How to make fried chicken sandwiches with acar slaw and sambal belacan
- Give fried chicken a Southeast Asian twist with spicy vegetable pickle
- The sambal belacan can be home-made or bought in jars

The marinade for these fried chicken sandwiches couldn’t be easier, but the slaw takes a little work. Acar is a Southeast Asian vegetable pickle, and every cook has their own recipe.
This one is made with ground aromatics that include chillies, shallots, garlic, galangal and turmeric, which are cooked with dried belacan (fermented shrimp paste), mustard seeds and tamarind pulp, before being mixed with salted cabbage and carrot.
While traditional cooks would use a mortar and pestle to pound the mixture of spices, it’s much easier to grind them in a high-speed blender.

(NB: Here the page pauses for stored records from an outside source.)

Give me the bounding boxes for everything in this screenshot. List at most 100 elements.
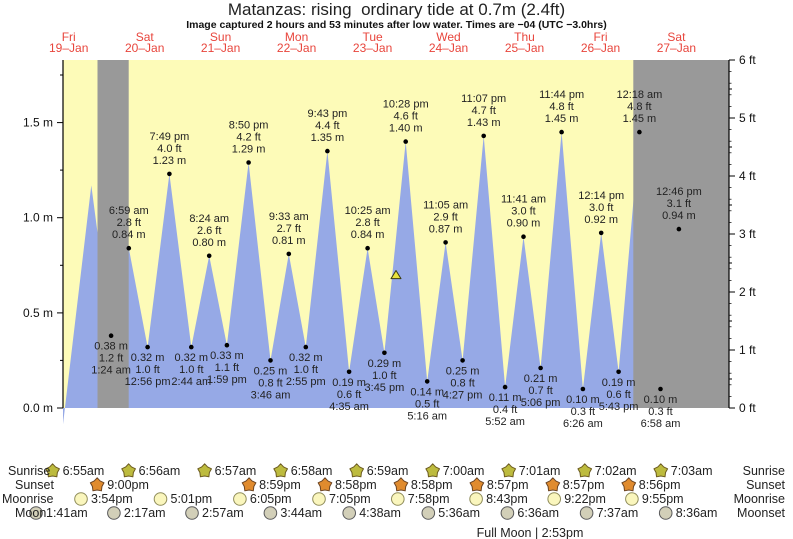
svg-text:4.8 ft: 4.8 ft [627,101,651,113]
svg-text:Moonset: Moonset [737,506,785,520]
svg-text:4.6 ft: 4.6 ft [393,111,417,123]
svg-text:2:55 pm: 2:55 pm [286,376,326,388]
svg-text:0.4 ft: 0.4 ft [493,404,517,416]
svg-text:24–Jan: 24–Jan [429,41,468,55]
svg-text:1 ft: 1 ft [739,343,756,357]
svg-text:5:43 pm: 5:43 pm [599,401,639,413]
svg-text:0.3 ft: 0.3 ft [571,406,595,418]
svg-text:4:35 am: 4:35 am [329,401,369,413]
svg-text:0.6 ft: 0.6 ft [606,389,630,401]
svg-text:6:55am: 6:55am [63,464,105,478]
svg-text:1:41am: 1:41am [46,506,88,520]
svg-text:Moonrise: Moonrise [734,492,785,506]
svg-text:6:59 am: 6:59 am [109,205,149,217]
svg-text:1.5 m: 1.5 m [23,116,53,130]
svg-text:0.90 m: 0.90 m [507,218,541,230]
svg-text:5 ft: 5 ft [739,111,756,125]
svg-text:3.1 ft: 3.1 ft [667,198,691,210]
svg-text:7:02am: 7:02am [595,464,637,478]
svg-text:Sunrise: Sunrise [743,464,785,478]
svg-text:0.7 ft: 0.7 ft [528,385,552,397]
svg-text:0.32 m: 0.32 m [289,352,323,364]
svg-text:0.19 m: 0.19 m [332,377,366,389]
svg-text:0.11 m: 0.11 m [489,392,522,404]
svg-text:4.8 ft: 4.8 ft [549,101,573,113]
svg-text:1.29 m: 1.29 m [232,144,266,156]
svg-text:3:44am: 3:44am [280,506,322,520]
svg-text:0.8 ft: 0.8 ft [450,377,474,389]
svg-text:0.10 m: 0.10 m [566,394,600,406]
svg-text:Sunset: Sunset [15,478,54,492]
svg-text:1:24 am: 1:24 am [91,365,131,377]
svg-text:3.0 ft: 3.0 ft [511,206,535,218]
svg-text:3:46 am: 3:46 am [251,389,291,401]
svg-text:8:36am: 8:36am [676,506,718,520]
svg-text:8:43pm: 8:43pm [486,492,528,506]
svg-text:4.4 ft: 4.4 ft [315,120,339,132]
svg-text:8:56pm: 8:56pm [639,478,681,492]
svg-text:1.0 ft: 1.0 ft [372,370,396,382]
svg-text:1:59 pm: 1:59 pm [207,374,247,386]
svg-text:6:57am: 6:57am [215,464,257,478]
svg-text:2:44 am: 2:44 am [171,376,211,388]
svg-text:6:26 am: 6:26 am [563,418,603,430]
svg-text:1.35 m: 1.35 m [311,132,345,144]
svg-text:Moonrise: Moonrise [2,492,53,506]
svg-text:0.5 ft: 0.5 ft [415,398,439,410]
svg-text:0.19 m: 0.19 m [602,377,636,389]
svg-text:6:59am: 6:59am [367,464,409,478]
svg-text:0.21 m: 0.21 m [524,373,558,385]
svg-text:6:36am: 6:36am [517,506,559,520]
svg-text:7:05pm: 7:05pm [329,492,371,506]
svg-text:9:33 am: 9:33 am [269,211,309,223]
svg-text:4:38am: 4:38am [359,506,401,520]
svg-text:1.45 m: 1.45 m [545,113,579,125]
svg-text:3.0 ft: 3.0 ft [589,202,613,214]
svg-text:12:18 am: 12:18 am [616,89,662,101]
svg-text:8:24 am: 8:24 am [189,213,229,225]
svg-text:7:03am: 7:03am [671,464,713,478]
svg-text:19–Jan: 19–Jan [49,41,88,55]
svg-text:Full Moon | 2:53pm: Full Moon | 2:53pm [477,526,584,539]
svg-text:1.45 m: 1.45 m [623,113,657,125]
svg-text:7:37am: 7:37am [597,506,639,520]
svg-text:10:25 am: 10:25 am [345,205,391,217]
svg-text:6 ft: 6 ft [739,53,756,67]
svg-text:23–Jan: 23–Jan [353,41,392,55]
svg-text:1.0 ft: 1.0 ft [179,364,203,376]
svg-text:0 ft: 0 ft [739,401,756,415]
svg-text:3:54pm: 3:54pm [91,492,133,506]
svg-text:4:27 pm: 4:27 pm [443,389,483,401]
svg-text:4.0 ft: 4.0 ft [157,143,181,155]
svg-text:11:07 pm: 11:07 pm [461,93,506,105]
svg-text:2.8 ft: 2.8 ft [355,217,379,229]
svg-text:Sunset: Sunset [746,478,785,492]
svg-text:8:50 pm: 8:50 pm [229,120,269,132]
svg-text:11:05 am: 11:05 am [423,199,468,211]
svg-text:6:58 am: 6:58 am [641,418,681,430]
svg-text:4 ft: 4 ft [739,169,756,183]
svg-text:2.9 ft: 2.9 ft [433,211,457,223]
svg-text:0.92 m: 0.92 m [584,214,618,226]
svg-text:5:01pm: 5:01pm [171,492,213,506]
svg-text:25–Jan: 25–Jan [505,41,544,55]
svg-text:1.0 ft: 1.0 ft [135,364,159,376]
svg-text:0.0 m: 0.0 m [23,401,53,415]
svg-text:3 ft: 3 ft [739,227,756,241]
svg-text:0.3 ft: 0.3 ft [648,406,672,418]
svg-text:1.23 m: 1.23 m [153,155,187,167]
svg-text:0.29 m: 0.29 m [368,358,402,370]
svg-text:0.10 m: 0.10 m [644,394,678,406]
svg-text:0.80 m: 0.80 m [192,237,226,249]
svg-text:5:16 am: 5:16 am [407,410,447,422]
svg-text:0.81 m: 0.81 m [272,235,306,247]
svg-text:6:56am: 6:56am [139,464,181,478]
svg-text:8:59pm: 8:59pm [259,478,301,492]
svg-text:7:01am: 7:01am [519,464,561,478]
svg-text:8:58pm: 8:58pm [411,478,453,492]
svg-text:4.7 ft: 4.7 ft [471,105,495,117]
svg-text:0.84 m: 0.84 m [351,229,385,241]
svg-text:1.2 ft: 1.2 ft [99,353,123,365]
svg-text:11:41 am: 11:41 am [501,194,546,206]
svg-text:1.43 m: 1.43 m [467,117,501,129]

Sambal belacan and coconut milk fried chicken sandwiches with acar slaw
Candlenuts can be difficult to source – look in shops specialising in Malaysian-Singaporean-Indonesian ingredients, where you’ll also find the belacan, sambal belacan and other ingredients. You can substitute macadamia nuts.
If you can’t find fresh galangal, use the juicy lower part (about 8cm) of a lemongrass stalk. Lightly crush the length of the stalk, then slice it as thinly as possible before grinding with the other aromatics.
Boneless chicken thighs are not always easy to find – shops usually sell boneless legs, with the drumstick attached. I buy bone-in thighs and remove the bones myself; it takes less than a minute for each one.